Less known Solaris Features: SamFS - Part 2: The theory of Hierarchical Storage Management

I think, i should start with the theory of Hierarchical Storage Management(HSM). The technology of managing data and their position on different media isn´t really a widespread feature for most adminstrators. Thus this introduction will be a quite long one.

First Observation: Data access pattern

There is a single fact in data management, that was true the last 40 years and it will be true until we won´t store data anymore. The longer you didn´t access data, the lesser the probability of an access gets. This matches with daily obeservation: You work on a text document, you access it every few minutes, you finalize your work and store it on your hard disk. And the microsquaremeters of rotating rust with your document rotate with it. Perhaps you access it a few times in the next weeks to print it again. But after a year it get more and more improbable, that you will access the data. The problems: 1. Murphy´s Law: A nanosecond can be defined as the time between the time of deletion of a file and the moment the boss comes into your office wanting the document. 2. In most countries you will find regulations who prohibits the deletion of a file.

Second observation: The price of storage

When you look at the prices for storage, you will see that the price of it will rise with it´s speed. An enterprise-class 15k rpm FC drive is an expensive device. An enterprise-class 7.2k rpm SATA disk is much cheaper but you can´t operate it 24h near of it´s full load. A LTO4 tape can store 800 GB for 60-70 Euro, wheras even a cheap consumer disk with 750 GB costs round about 100 Euro. The disadvantage: It takes quite a time to get the first byte. You have to load it, wind it into the drive, wind it to the correct position.

Third observation: Capacity

This observation is so simple and so obvious, i won´t have to explain it: The amount of data to store never get´s smaller. When i remember my first PC, purchased by my dad, it had an 20 Megabyte harddisk. And i thought: Thats pretty much. Today, i need this capacity to store 2 raw images from my DSLR. And in company it´s the same. Independently from the provided space, it isn´t enough. I know some companies where small amounts of free space on a departmental server is a subject of interdepartment quid-pro-quo deals.

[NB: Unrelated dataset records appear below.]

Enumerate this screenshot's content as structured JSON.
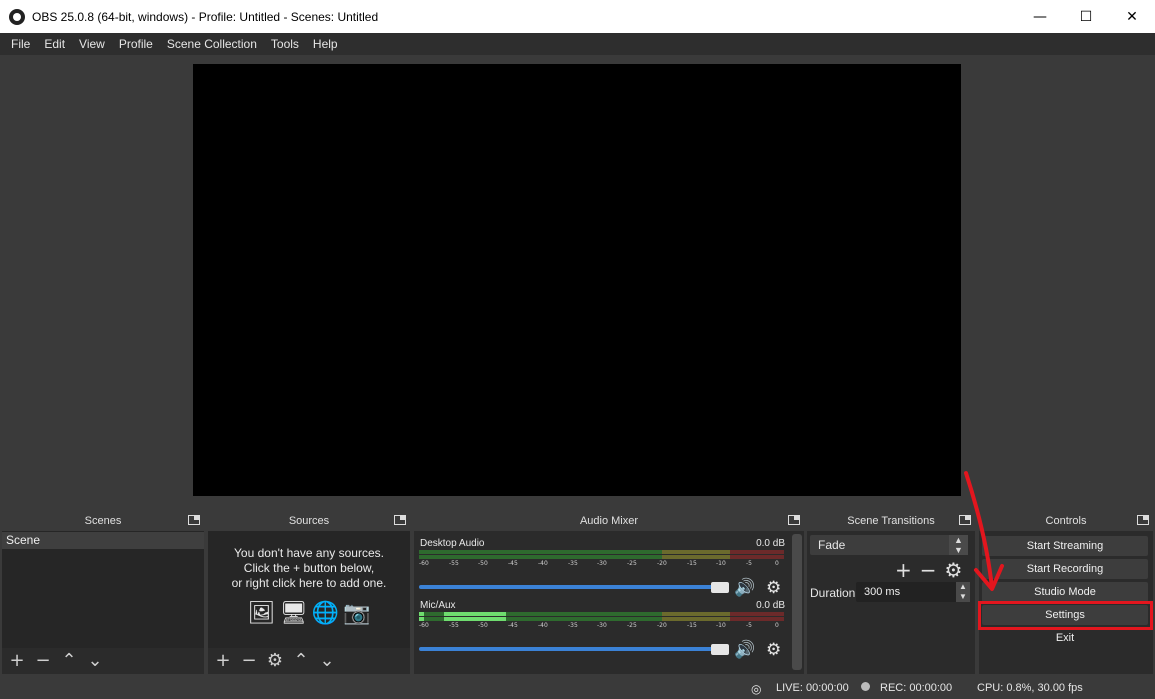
{
  "window": {
    "title": "OBS 25.0.8 (64-bit, windows) - Profile: Untitled - Scenes: Untitled",
    "controls": [
      "minimize",
      "maximize",
      "close"
    ]
  },
  "menu": [
    "File",
    "Edit",
    "View",
    "Profile",
    "Scene Collection",
    "Tools",
    "Help"
  ],
  "docks": {
    "scenes": {
      "title": "Scenes",
      "items": [
        "Scene"
      ]
    },
    "sources": {
      "title": "Sources",
      "empty_line1": "You don't have any sources.",
      "empty_line2": "Click the + button below,",
      "empty_line3": "or right click here to add one.",
      "icons": [
        "image-icon",
        "display-icon",
        "browser-icon",
        "camera-icon"
      ]
    },
    "mixer": {
      "title": "Audio Mixer",
      "channels": [
        {
          "name": "Desktop Audio",
          "db": "0.0 dB"
        },
        {
          "name": "Mic/Aux",
          "db": "0.0 dB"
        }
      ],
      "ticks": [
        "-60",
        "-55",
        "-50",
        "-45",
        "-40",
        "-35",
        "-30",
        "-25",
        "-20",
        "-15",
        "-10",
        "-5",
        "0"
      ]
    },
    "transitions": {
      "title": "Scene Transitions",
      "selected": "Fade",
      "duration_label": "Duration",
      "duration_value": "300 ms"
    },
    "controls": {
      "title": "Controls",
      "buttons": [
        "Start Streaming",
        "Start Recording",
        "Studio Mode",
        "Settings",
        "Exit"
      ],
      "highlighted": "Settings"
    }
  },
  "status": {
    "live": "LIVE: 00:00:00",
    "rec": "REC: 00:00:00",
    "cpu": "CPU: 0.8%, 30.00 fps"
  },
  "colors": {
    "annotation": "#e3161e",
    "volume_slider": "#3b82d6",
    "meter_green": "#2e6a2e",
    "meter_yellow": "#6b6a2d",
    "meter_red": "#6c2a2a"
  }
}
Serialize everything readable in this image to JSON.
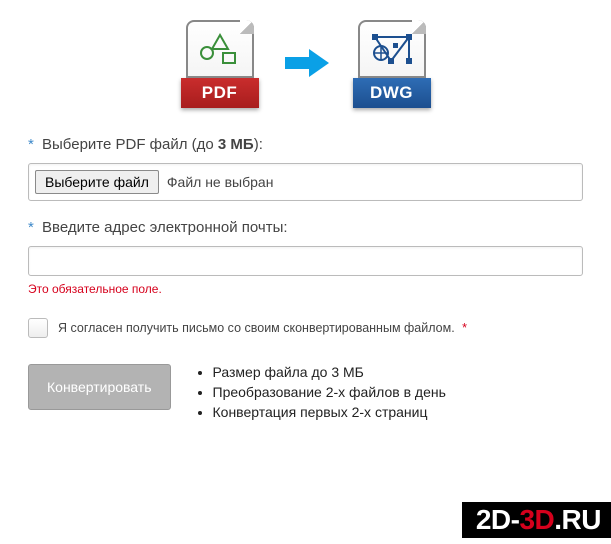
{
  "hero": {
    "from_label": "PDF",
    "to_label": "DWG"
  },
  "file_field": {
    "label_prefix": "Выберите PDF файл (до ",
    "label_bold": "3 МБ",
    "label_suffix": "):",
    "button": "Выберите файл",
    "placeholder": "Файл не выбран"
  },
  "email_field": {
    "label": "Введите адрес электронной почты:",
    "value": "",
    "error": "Это обязательное поле."
  },
  "consent": {
    "text": "Я согласен получить письмо со своим сконвертированным файлом."
  },
  "submit_label": "Конвертировать",
  "notes": [
    "Размер файла до 3 МБ",
    "Преобразование 2-х файлов в день",
    "Конвертация первых 2-х страниц"
  ],
  "watermark": {
    "a": "2D-",
    "b": "3D",
    "c": ".RU"
  },
  "asterisk": "*"
}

Hierarchical Storage Management

The basic idea of hierarchical storage management leverages these observations. It makes sense to store actual data on the fastest storage available, but it doesn´t make sense to use it for data, that didn´t have accessed for a year or so. The other way round: It will drive you mad, if actual your text document is stored on a DLT-Tape in a big autoloader, needing 2 minutes to stream the first byte to the client. Hierarchical Storage Management can use a multitude of storage devices with different access behaviour to store your data. You can establish an hierarchy of storage systems. You can use ultra fast FC disks for data in regular usage, cheaper SATA disks for files you need a few times a week, tapes for data needed a few times a year. The kicker behind HSM: The inner workings of HSM are invisible for the user or the application. You just use the file, and the system gathers it for for from other media.

An analogy in computer hardware

Most of you already use hierarchical mechanism for storing data. It´s the hierachy of memory in your computer. You have ultrafast memory in your processor called registers, then you have an almost as fast memory called cache (most of the time you have several stages like Level 1 to 3 Caches), then you have a much slower main memory. At the end you have the swap space on your harddisk, much slower again than the main memory. HSM does the same for storage. The advantages and the challenges are pretty much the same: By using the hierarchy in an intelligent manner, you can speed up the access to your data without spending to much for buying only the fastest memory. The challenge: You have to find a way to find the best place for your data, and you have to carefully size the amount of the stages. When it´s to small, access times get longer, as you have to access a slower storage/memory.

SamFS

SamFS is an implementation of this concept. It isn´t the only one, but from my view it´s the best implementation in the unix world. SamFS stands for Storage Archive Manager File Ssystem. It´s an fully posix compliant file system, thus an user or an appliaction won´t see a different to an UFS for example, with a rich feature set. I would suggest, that you look at the Sun Website for the Sun StorageTek SamFS website for an overview.